Year-In-Review: The Ten Most Viewed Posts of 2009
On 13 June I created my first blog post – a test post really to see if I could do it. Almost seven months and 150 posts later, we have come to the end of 2009. The following are my most-viewed posts of 2009:
(10) HigherEdThink. 29 July. This was the first post in what ultimately would become a series called “Antidotes to GroupThink” in which I summarize the ideas of people whose thinking is outside the mainstream of conventional wisdom. Our first GroupThink antidote was Anne Neal, president of the American Council of Trustees and Alumni, who dared suggest that higher education trustees need to take a more active role in higher education governance.
(9) “There’s a Sucker Born Every Minute.” 13 July. In this post, I poked a little fun at the Charleston Gazette for publishing an op-ed commentary opposing the minimum wage from someone who works for “Dr. Evil,” a not-so-fine gentleman who operates bogus business and industry “think-tanks.”
(8) Gambling with Students’ Futures: Part II. 30 September. This post highlighted a report about risky investments made by 529 plans.
(7) Chemical Peel, Anyone? 28 July. This post, the second in a series of posts on research parks, described the challenge of revitalizing the Dow Tech Center in South Charleston. Not surprisingly, the advice contained therein appears to have gone unheeded by the powers that be.
(6) The Game of Charades. 21 July. I suspect it was the combination of my discussion of the hiring of Marshall University’s athletic director and my candor about higher education hiring practices that made this post so viewable.

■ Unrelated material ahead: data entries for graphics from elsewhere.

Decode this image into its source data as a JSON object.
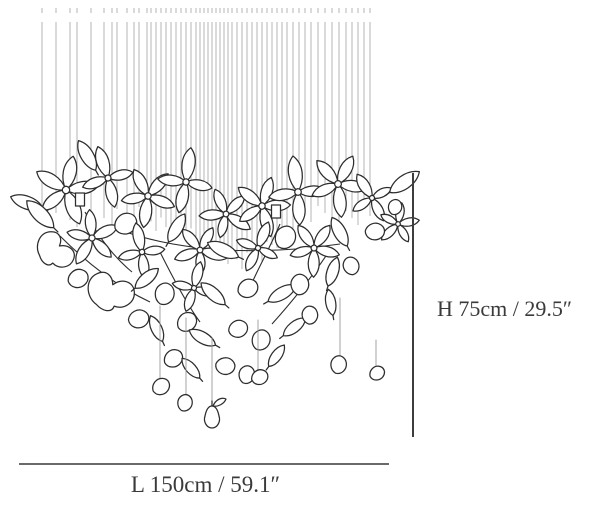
{
  "diagram": {
    "title": "floral-chandelier-dimension-diagram",
    "illustration": {
      "name": "floral-chandelier-line-drawing",
      "wire_color": "#b5b5b5",
      "outline_color": "#2d2d2d",
      "string_color": "#9a9a9a",
      "fill_color": "#ffffff"
    },
    "dimensions": {
      "height_label": "H 75cm / 29.5″",
      "length_label": "L 150cm / 59.1″",
      "height_line_color": "#3d3d3d",
      "length_line_color": "#6a6a6a"
    }
  }
}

(5) Heartbreak of Psoriasis. 23 July. In this post, I poked a little fun at Huntington’s Kinetic Park research park.
(4) Antidotes to GroupThink: Creative Communities. 21 September. A salute to my good friend Troy Body, who seemed to be a little perturbed that I described him as a “half-bubble off plumb,” a compliment if ever there was one.
(3) Making (Up?) the Grade. 28 September. This post compared and contrasted (mostly the latter) the WVU-Heather Bresch and MU-Emily Perdue academic controversies. I suspect lots of people were curious about whether I thought we were going to have a big scandal. An alternative theory for this post’s popularity: The FBI, which I later accused of overreacting, has been monitoring me closely. I do not dismiss the latter possibility lightly.
(2) Me Talk Football. 25 September. At the prodding of a friend, I poked a little fun at a WVU press release promoting an article about a professor’s research on football brain injuries in Gentlemen’s Quarterly. When HippieKiller referenced my post on his blog, the number of views rose dramatically.
Until one week ago, I would have told you that Me Talk Football was destined to be my most popular post of 2009, but another post slowly-but-surely sneaked up to take the top spot ….
(1) The Libelous World of Higher Education Blogging. 11 November. I don’t know if it was my disclosure that I knew someone had made a lot of false accusations about me behind my back, which produced numerous private emails but not a single public comment, or the story of the poor student sued by an overly sensitive Butler University administration that could not take a little criticism, that made this my most popular post. My guess: it was both.